During our adoption paperwork stage, Chris and I talked several times about whether or not we should adopt siblings. We knew the orphan crisis was so great, and I always wondered if we could help just a little bit more by taking another child into our home as well. We prayed about it, but always felt like we were only supposed to adopt one child. We didn't feel that God had shown us otherwise. However, on April 16, 2010, that all changed in an instant. Chris had already gotten up and was getting ready for work. I was still sleeping, soundly, when I heard a voice say, clearly, “Adoption is no longer one, but two.” I immediately woke up, startled, and repeated back to myself what I had just heard. Slightly panicked, I went to tell Chris, and when I came back into the bedroom, I picked up the Bible and opened to Romans 8, where it talks all about adoption. “For ye have not received the spirit of bondage again to fear; but ye have received the Spirit of adoption, whereby we cry, Abba, Father…….And not only they, but ourselves also, which have the first fruits of the Spirit, even we ourselves groan within ourselves, waiting for the adoption…….But if we hope for that we see not, then do we with patience wait for it…….And we know that all things work together for good to them that love God, to them who are the called according to his purpose….What shall we then say to these things? If God be for us, who can be against us?”
All morning, I thought about what I had heard. I was a bit confused. I felt that God was trying to tell me something, but what exactly did it mean? Did it mean we were supposed to adopt two children this time? Or adopt one now, and go back sometime in the future to get another? I talked to my sister about it, who encouraged me to contact our social worker who was preparing our home study and ask her if she could extend our parameters to include siblings. That way, God was still in control of what happened: if we were supposed to get only one child, we would get a referral for one. If God wanted us to adopt siblings, our referral would be for two. Maybe our social worker already had our home study complete; we had already been waiting awhile. Maybe she was finished and it was too late to make changes. But as we were talking, I was filled with a sense of peace.
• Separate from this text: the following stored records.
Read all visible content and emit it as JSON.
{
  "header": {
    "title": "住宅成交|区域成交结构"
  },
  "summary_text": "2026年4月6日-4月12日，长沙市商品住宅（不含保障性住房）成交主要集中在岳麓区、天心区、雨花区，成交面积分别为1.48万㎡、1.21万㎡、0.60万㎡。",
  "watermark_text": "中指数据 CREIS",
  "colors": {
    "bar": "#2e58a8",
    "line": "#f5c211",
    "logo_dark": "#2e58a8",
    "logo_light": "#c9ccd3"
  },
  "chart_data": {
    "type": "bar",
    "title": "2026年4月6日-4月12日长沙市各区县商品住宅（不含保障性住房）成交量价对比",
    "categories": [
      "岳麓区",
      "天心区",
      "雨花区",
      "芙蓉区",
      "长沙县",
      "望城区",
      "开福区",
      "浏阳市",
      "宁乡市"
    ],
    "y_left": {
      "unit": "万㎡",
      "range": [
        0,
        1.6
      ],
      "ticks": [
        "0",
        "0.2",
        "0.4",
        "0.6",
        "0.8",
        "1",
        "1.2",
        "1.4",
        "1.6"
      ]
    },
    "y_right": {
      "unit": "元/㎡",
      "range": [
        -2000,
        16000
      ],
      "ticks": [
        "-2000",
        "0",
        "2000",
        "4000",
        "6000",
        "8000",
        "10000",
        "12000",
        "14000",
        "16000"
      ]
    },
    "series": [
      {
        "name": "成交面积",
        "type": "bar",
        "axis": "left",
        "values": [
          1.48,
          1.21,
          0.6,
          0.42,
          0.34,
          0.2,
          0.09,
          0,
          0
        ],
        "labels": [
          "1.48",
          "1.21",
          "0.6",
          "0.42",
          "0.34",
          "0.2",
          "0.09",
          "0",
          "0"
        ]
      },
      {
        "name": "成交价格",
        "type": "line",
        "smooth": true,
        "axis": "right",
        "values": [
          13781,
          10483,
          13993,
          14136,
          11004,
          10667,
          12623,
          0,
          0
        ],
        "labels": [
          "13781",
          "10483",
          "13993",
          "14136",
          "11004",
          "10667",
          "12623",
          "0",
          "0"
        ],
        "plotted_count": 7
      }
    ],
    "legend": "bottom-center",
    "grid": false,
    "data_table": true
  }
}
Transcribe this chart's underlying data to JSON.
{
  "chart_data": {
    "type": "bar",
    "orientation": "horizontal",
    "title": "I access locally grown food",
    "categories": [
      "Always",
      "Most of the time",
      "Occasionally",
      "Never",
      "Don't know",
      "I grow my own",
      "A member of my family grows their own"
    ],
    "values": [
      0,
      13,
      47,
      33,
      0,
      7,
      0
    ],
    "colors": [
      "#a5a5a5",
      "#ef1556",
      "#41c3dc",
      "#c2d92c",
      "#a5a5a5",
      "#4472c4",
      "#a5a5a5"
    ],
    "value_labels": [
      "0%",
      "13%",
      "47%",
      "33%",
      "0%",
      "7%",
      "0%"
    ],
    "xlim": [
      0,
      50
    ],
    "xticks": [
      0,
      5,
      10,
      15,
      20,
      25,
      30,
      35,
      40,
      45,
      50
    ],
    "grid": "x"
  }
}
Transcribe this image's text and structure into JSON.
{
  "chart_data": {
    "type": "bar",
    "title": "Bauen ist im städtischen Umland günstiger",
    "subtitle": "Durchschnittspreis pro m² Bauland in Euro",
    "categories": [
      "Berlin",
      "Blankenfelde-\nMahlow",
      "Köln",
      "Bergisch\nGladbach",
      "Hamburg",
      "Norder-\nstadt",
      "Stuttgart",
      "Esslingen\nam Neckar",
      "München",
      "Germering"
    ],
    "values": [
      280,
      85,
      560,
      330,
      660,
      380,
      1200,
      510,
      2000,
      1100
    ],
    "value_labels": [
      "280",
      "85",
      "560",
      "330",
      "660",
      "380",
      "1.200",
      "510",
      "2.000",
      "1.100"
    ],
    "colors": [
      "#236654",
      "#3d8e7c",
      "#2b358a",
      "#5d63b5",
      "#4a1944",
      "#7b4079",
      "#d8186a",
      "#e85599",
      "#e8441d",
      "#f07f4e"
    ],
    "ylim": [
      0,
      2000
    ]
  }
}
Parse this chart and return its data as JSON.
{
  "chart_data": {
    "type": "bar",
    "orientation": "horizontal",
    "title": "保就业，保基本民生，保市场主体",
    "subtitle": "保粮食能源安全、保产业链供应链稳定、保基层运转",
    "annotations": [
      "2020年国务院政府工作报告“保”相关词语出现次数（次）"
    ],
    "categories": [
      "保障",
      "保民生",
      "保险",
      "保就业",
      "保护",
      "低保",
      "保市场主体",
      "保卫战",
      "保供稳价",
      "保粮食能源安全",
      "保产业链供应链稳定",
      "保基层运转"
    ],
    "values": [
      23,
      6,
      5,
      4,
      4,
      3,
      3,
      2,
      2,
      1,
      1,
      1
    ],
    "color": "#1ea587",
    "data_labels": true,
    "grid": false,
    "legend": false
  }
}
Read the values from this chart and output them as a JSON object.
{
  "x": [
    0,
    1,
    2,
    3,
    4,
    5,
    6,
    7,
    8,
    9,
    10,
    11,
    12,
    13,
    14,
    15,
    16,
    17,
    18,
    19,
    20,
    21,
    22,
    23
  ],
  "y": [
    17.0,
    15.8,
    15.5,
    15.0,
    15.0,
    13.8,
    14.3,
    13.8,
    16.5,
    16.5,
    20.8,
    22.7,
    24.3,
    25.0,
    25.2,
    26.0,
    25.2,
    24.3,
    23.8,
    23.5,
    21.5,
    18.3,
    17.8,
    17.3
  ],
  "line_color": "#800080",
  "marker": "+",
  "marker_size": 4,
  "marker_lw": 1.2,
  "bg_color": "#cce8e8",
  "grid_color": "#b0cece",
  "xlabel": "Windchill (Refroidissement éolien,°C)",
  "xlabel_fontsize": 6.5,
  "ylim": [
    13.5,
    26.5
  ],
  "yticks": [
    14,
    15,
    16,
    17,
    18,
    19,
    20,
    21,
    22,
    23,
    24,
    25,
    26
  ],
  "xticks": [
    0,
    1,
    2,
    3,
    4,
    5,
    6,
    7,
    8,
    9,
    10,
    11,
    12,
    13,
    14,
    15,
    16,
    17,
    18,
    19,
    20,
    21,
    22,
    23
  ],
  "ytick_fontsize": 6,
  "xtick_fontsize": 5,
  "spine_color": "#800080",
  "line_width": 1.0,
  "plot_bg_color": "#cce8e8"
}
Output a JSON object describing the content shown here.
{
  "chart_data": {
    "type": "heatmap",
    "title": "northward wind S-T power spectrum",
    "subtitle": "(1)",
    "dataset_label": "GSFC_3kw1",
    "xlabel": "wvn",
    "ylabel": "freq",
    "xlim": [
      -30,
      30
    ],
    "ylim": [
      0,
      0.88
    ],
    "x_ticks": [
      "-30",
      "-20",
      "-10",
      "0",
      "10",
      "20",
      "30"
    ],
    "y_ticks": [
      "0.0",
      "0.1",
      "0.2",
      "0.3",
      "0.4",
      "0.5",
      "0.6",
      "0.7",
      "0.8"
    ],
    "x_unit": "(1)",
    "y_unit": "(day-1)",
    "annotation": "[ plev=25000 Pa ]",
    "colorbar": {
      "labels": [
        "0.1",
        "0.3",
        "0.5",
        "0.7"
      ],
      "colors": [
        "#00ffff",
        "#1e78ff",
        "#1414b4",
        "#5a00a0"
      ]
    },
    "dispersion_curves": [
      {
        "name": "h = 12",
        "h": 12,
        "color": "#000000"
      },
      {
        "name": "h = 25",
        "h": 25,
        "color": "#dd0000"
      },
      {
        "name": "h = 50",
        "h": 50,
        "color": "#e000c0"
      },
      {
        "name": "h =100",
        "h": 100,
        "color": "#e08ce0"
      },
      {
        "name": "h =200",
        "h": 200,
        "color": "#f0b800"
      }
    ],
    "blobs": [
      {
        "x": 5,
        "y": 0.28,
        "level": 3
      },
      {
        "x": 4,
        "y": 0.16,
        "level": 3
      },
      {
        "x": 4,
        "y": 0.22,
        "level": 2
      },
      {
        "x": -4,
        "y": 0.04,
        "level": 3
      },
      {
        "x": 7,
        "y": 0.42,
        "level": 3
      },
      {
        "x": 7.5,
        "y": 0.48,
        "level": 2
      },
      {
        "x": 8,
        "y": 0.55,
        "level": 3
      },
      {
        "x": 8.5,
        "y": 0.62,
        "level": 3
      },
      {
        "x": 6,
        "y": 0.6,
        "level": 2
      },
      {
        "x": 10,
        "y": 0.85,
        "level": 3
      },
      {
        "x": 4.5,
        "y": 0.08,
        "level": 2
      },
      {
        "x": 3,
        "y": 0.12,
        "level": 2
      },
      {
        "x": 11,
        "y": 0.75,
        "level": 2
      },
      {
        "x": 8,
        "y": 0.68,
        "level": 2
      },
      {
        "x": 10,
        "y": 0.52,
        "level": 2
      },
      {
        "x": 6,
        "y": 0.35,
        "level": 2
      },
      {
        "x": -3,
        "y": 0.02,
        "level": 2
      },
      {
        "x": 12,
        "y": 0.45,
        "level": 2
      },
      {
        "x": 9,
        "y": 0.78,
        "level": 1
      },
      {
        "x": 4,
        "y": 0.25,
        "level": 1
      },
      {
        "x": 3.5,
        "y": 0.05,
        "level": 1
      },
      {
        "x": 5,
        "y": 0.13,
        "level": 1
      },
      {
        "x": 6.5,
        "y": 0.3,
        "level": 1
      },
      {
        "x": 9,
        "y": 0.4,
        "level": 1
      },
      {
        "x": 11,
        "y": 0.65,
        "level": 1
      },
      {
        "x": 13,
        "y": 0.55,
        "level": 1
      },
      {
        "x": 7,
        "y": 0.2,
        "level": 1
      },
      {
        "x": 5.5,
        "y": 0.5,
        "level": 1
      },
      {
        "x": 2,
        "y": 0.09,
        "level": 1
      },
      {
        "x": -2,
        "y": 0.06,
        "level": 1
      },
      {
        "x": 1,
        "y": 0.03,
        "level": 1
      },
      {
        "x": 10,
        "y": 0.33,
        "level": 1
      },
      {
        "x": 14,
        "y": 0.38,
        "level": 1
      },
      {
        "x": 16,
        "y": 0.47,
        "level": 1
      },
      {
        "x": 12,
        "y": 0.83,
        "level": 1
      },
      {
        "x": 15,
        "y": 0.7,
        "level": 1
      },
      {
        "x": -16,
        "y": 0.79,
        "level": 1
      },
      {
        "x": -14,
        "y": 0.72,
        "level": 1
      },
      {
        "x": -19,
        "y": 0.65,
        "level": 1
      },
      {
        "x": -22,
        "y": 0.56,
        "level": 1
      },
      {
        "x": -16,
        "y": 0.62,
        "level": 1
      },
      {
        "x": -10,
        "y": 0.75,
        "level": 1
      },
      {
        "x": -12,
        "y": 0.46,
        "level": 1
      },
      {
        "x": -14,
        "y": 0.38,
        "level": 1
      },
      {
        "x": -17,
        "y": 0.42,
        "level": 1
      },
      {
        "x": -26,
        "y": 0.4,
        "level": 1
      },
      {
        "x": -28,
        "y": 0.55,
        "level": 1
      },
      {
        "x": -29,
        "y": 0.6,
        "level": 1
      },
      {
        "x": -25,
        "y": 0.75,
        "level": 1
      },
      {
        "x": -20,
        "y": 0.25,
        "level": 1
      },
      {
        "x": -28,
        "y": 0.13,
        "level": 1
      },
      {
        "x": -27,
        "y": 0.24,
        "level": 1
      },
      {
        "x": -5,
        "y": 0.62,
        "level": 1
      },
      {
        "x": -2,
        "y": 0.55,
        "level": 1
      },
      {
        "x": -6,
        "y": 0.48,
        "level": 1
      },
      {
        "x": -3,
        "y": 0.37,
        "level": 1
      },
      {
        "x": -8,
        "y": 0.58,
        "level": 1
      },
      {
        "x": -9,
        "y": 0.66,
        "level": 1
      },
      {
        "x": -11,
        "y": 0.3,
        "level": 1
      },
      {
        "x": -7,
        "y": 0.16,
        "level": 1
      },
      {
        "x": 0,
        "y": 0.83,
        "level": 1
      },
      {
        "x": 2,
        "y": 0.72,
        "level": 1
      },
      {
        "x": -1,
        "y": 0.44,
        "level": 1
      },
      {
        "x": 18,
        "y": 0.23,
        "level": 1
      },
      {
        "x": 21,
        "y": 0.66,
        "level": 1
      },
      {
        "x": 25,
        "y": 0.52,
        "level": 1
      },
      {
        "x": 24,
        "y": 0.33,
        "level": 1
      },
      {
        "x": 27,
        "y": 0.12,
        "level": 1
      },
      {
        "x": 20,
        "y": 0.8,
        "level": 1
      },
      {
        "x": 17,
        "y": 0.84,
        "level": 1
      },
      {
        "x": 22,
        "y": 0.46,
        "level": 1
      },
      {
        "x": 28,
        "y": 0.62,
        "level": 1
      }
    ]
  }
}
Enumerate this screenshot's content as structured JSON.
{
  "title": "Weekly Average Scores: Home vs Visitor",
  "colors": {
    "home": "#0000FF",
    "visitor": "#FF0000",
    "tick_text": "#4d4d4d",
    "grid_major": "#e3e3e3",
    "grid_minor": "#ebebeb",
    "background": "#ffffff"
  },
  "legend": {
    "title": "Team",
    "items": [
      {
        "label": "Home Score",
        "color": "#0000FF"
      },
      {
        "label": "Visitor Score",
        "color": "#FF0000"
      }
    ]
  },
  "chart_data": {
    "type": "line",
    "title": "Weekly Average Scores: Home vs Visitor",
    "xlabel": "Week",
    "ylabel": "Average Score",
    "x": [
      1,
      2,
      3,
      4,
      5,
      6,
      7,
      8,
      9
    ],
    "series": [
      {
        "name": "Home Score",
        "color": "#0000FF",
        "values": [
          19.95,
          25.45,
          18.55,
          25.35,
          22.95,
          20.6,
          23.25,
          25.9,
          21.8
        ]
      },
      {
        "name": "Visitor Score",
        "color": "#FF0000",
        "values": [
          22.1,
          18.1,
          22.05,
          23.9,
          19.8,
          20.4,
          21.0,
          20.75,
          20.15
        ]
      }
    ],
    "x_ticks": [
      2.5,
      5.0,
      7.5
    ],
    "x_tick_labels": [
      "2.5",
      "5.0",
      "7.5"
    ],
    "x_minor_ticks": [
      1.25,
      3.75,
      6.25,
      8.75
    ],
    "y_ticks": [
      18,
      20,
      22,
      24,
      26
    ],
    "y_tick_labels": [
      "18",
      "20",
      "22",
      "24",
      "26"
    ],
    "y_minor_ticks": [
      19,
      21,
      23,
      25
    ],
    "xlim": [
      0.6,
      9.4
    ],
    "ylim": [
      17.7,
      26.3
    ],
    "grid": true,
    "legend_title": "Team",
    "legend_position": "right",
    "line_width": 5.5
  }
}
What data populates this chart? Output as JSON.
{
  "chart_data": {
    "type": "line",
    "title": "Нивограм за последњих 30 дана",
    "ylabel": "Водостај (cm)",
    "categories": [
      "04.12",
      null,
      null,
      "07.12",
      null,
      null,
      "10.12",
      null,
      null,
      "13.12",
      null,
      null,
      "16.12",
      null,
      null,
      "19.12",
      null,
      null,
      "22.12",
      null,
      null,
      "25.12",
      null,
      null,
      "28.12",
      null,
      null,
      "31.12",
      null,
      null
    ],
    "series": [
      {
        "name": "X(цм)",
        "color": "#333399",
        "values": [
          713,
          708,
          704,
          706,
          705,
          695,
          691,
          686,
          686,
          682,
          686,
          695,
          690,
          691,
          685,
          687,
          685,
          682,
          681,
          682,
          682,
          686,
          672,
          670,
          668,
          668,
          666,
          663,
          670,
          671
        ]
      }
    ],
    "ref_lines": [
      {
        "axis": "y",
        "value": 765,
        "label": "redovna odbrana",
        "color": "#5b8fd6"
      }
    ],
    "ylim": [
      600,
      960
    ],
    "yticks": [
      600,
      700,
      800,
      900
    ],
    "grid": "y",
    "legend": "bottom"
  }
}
I called Gina, our social worker, and left her a message. When I hung up, I prayed that if this was really something we should consider, then God would show me. I then opened the Bible randomly to the book of Daniel and read, “Then was the secret revealed unto Daniel in a night vision……He (God) revealeth the deep and secret things: he knoweth what is in the darkness, and the light dwelleth with him. I thank thee, and praise thee, O thou God of my fathers, who hast given me wisdom and might, and hast made known unto me now what we desired of thee…….But there is a God in heaven that revealeth secrets, and maketh known…what shall be in the latter days. Thy dream, and the visions of thy head upon thy bed, are these; As for thee.....thy thoughts came into thy mind upon thy bed, what should come to pass hereafter: and he that revealeth secrets maketh known to thee what shall come to pass.”
I had been in bed. I had been sleeping. Had I been dreaming when I heard the voice? Was it a vision? Later that evening, I received an e-mail back from Gina. Our home study was next on her list of things to be completed, and she would certainly approve us for siblings.
At this point, we don’t know for sure whether we’ll be bringing home one child or two. (Although we have a feeling it will be two!) Will we get a boy? A girl? Two boys? Two girls? One of each? Twins? Only God knows what is in store for us, but I have learned that it is best to trust Him no matter what. He knows exactly who we need and who needs us. And He’s right every time.